Stimmungsvoll eingedeckter Tisch in der Hafenkäserei | Panama Quadrat

Die Location: Willkommen im Genusshafen

Die Hafenkäserei liegt auf der „dreckigen“ Seite des münsterschen Hafens und ist immer einen Besuch wert. Wer zum Abendessen herkommen möchte, sollte vorher aber reservieren: Der Genusshafen ist ein Geheimtipp, der sich rumgesprochen hat. Kein Wunder! Denn die Küche kann was. Von Käse im Weckglas, über knackigen Salat und Käsespätzle bis hin zu Fisch und Fleischgerichten mit frischem Gemüse bietet die Hafenkäserei jede Menge Genuss und Abwechslung auf dem Teller. Es ist zugegebenermaßen keine ausgefallene Sterneküche aber die braucht es – meiner Meinung nach – auch nicht. Hauptsache die Qualität stimmt und  es schmeckt. 
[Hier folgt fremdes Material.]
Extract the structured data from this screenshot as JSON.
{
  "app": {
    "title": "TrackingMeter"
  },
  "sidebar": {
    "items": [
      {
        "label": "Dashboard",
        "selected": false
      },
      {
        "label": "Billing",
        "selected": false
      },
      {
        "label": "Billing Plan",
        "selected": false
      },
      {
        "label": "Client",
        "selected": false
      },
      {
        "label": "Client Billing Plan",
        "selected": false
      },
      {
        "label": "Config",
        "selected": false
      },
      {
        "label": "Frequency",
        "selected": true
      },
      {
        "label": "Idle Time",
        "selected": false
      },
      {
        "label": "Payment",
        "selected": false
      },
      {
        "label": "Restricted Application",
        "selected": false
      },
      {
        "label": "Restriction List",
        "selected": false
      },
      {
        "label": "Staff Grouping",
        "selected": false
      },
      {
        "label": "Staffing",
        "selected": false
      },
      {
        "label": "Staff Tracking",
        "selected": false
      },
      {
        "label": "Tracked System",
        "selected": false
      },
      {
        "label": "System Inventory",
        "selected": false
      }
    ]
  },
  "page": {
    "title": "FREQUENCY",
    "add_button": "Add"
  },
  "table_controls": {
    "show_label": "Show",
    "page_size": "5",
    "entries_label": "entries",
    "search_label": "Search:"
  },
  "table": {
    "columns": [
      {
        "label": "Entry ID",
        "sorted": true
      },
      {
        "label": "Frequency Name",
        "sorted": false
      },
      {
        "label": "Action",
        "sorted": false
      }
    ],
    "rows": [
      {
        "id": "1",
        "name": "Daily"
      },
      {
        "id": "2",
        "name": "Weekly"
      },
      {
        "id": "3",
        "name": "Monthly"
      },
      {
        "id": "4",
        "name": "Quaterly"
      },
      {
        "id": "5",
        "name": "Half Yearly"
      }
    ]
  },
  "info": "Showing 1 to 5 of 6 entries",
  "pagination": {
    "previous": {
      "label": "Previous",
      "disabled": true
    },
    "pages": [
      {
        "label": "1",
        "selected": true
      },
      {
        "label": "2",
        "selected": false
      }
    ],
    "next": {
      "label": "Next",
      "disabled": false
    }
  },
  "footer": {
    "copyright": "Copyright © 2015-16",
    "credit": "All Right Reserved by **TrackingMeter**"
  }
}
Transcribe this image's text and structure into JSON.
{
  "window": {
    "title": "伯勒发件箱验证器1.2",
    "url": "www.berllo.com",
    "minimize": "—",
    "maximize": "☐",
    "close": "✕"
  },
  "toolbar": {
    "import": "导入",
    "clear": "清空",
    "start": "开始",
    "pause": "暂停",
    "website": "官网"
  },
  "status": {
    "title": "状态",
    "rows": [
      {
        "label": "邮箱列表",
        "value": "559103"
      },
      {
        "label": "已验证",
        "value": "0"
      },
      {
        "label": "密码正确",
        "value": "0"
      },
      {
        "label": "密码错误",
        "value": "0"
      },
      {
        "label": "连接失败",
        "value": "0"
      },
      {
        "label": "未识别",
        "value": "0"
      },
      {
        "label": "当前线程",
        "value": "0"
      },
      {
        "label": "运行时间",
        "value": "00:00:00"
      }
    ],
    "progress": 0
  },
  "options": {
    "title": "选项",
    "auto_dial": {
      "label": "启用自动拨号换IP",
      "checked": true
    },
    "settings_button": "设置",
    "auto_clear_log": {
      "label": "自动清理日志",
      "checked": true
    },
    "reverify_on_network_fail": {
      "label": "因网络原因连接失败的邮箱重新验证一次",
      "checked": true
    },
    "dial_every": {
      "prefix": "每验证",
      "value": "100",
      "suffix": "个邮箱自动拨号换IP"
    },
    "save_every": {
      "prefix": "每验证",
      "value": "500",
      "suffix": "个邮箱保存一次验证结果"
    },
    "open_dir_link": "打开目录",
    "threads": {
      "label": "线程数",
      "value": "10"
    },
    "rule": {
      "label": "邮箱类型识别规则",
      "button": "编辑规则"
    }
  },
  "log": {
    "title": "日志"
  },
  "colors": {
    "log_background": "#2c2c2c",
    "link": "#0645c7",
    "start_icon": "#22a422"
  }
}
Lasst uns eine Weinreise machen | Wir haben die Genuss-Events der Hafenkäserei getestet | Panama Quadrat

Aber nicht nur die Küche überzeugt, sondern auch die besondere Atmosphäre der gläsernen Käserei. Der Einrichtungsstil ist durch und durch Boho und sorgt dafür, dass man sich direkt eingeladen und wohl fühlt. Besonders interessant ist natürlich der Blick in die eigentliche Käserei, den eine riesige Glasfront in der ersten Etage ermöglicht. Diesen Ausblick konnten wir auch während Hothums Weinreise genießen. Die perfekte Location also: Käse und Wein, das passt schließlich einfach gut zusammen. 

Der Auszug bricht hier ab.